Узнав, когда Инану предстоит лишиться зрения, он сразу же понял, что в одиночку ему не удастся отбить сына, но все же отправился в обитель дервишей, не в силах сидеть сложа руки. Он решил, что убьет какого-нибудь дервиша или сам умрет и тем самым спутает планы паши. Но когда он услышал вопль сына, когда натолкнулся на стражников, оказалось, что в омертвевшей его душе еще теплилось что-то живое, и это живое было позорно трусливым, он бросился наутек, подгоняемый криком преследователей. Через час он пустил петуха в стоявший рядом с конаком заброшенный дом, а потом, пробравшись в тоннель, устроился в нише и провалился в долгий непробудный сон.

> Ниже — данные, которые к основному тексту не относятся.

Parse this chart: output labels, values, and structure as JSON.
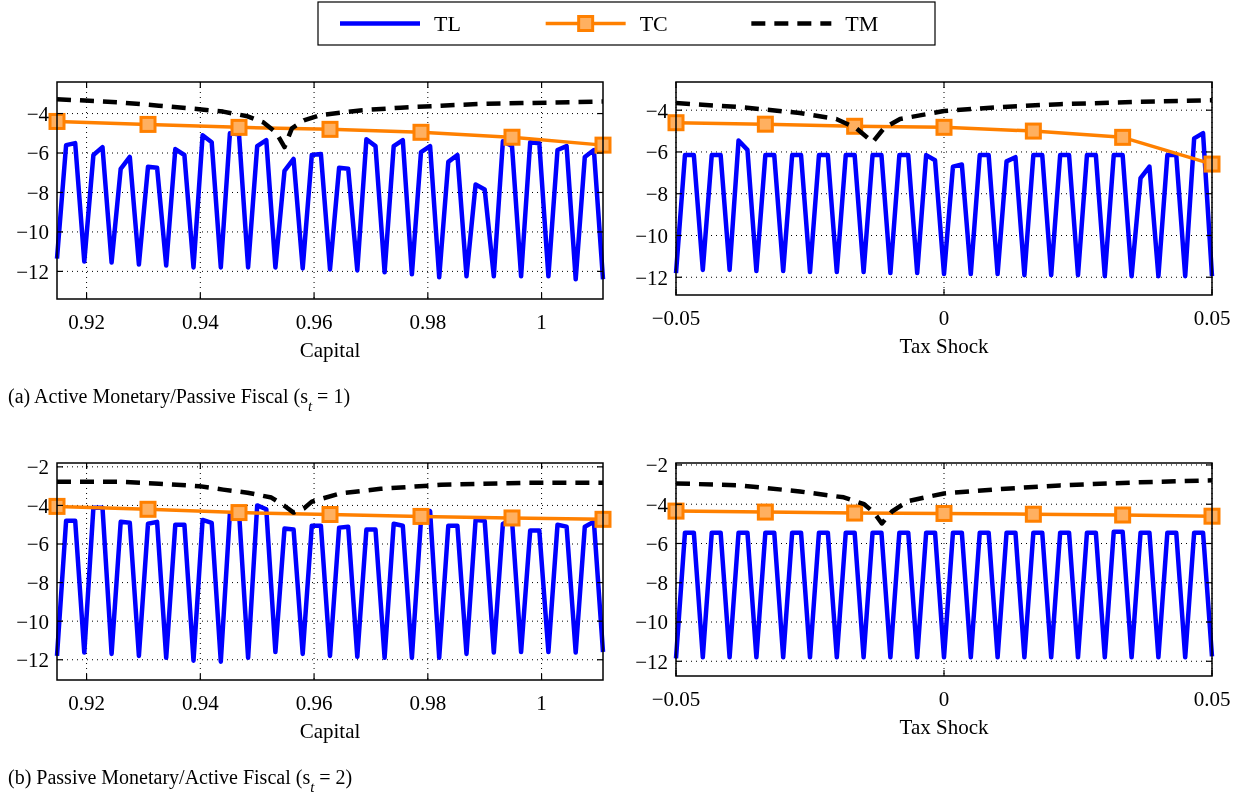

Проснулся он только к концу следующего дня, не зная, что делать дальше, но сразу же потянулся к мешку и принялся грызть кусок сухаря. Где-то капала вода, и, вслушиваясь в звон размеренно стекавших в лужу капель, он вдруг услышал, как хрустит сухарь на его зубах. Он перестал жевать и насторожился, с трудом проталкивая в горло сухой кусок, и впервые за много дней испытал жуткий страх перед тьмой. Ему почудилось, что он попал в пасть какого-то чудовища, что он кусок в зубах жестокого и злобного страшилища, которое может в любой момент проглотить его и отправить в зловонную бездну. Стоит сомкнуться челюстям, и он навечно останется в тьме совсем один… Он здесь, а Инан где-то там, но оба они навсегда остались наедине с темнотой. Абди-эфенди покинул нишу и кинулся к выходу, инстинктивно перепрыгивая через лазы, соединяющие тоннели на разных уровнях. В полузарытой галерее пришлось ползти на животе, чудовище в любой момент могло наброситься на него, вдавить в землю или затянуть обратно, и он, извиваясь всем телом, раскапывал землю, не выпуская кинжала, а когда голова его показалась наружу, в двадцати метрах от входа он увидел Юсефа-пашу. «Вот он! Так я и знал!» — подумал он, чувствуя, как бешено колотится от страха сердце, но мысль о возвращении была еще страшнее, и беглец ловко выбрался на поверхность.
Паша, не двигаясь, стоял к нему спиной. У Абди-эфенди, от страха и ненависти утратившего способность соображать, не было ни времени, ни сил, чтобы решать, пребывает ли паша в задумчивости или же следит за ним краем глаза; в голове билась лишь мысль о том, что он прижат к стенке и все пути для бегства отрезаны. Если бы они встретились в другом месте, если бы он утратил всякую надежду на спасение, писарь, наверное, бросил бы ему в лицо тяжелые обвинения и дерзкие оскорбления, но сейчас ему было не до разговора и взаимных объяснений. Медленно, затаив дыхание, он наполовину прошел расстояние, отделявшее его от паши. Потом, вздрогнув от сознания безысходности положения, он пригнулся, выставил кинжал вперед и, стремительно подбежав к паше, вогнал ему в спину кинжал по самую рукоятку.
Паша захрипел и стал ничком оседать, Абди-эфенди повалился на него, и в ту секунду, пока оба падали, он вдруг очнулся от оцепенения, вызванного пережитым ужасом. «Все, теперь тебе конец!» — зазвучал в его ушах голос, рожденный годами службы и повиновения. По закону за любое неосторожное прикосновение к эмиру виновный лишался десницы. А тут дело касалось посланца самого султана! Как ни ненавидел его Абди-эфенди, как бы ни желал его гибели, он и думать не смел о том, чтобы поднять на него руку.
— Эй, паша! Паша-эфенди! — позвал он, слегка дотронувшись до головы несчастного. Голова откинулась, и изо рта хлынула струя густой крови. И пока радость мщения боролась с привычным для писаря страхом, раздался в ушах все тот же голос: «Прячь тело! Спасайся!»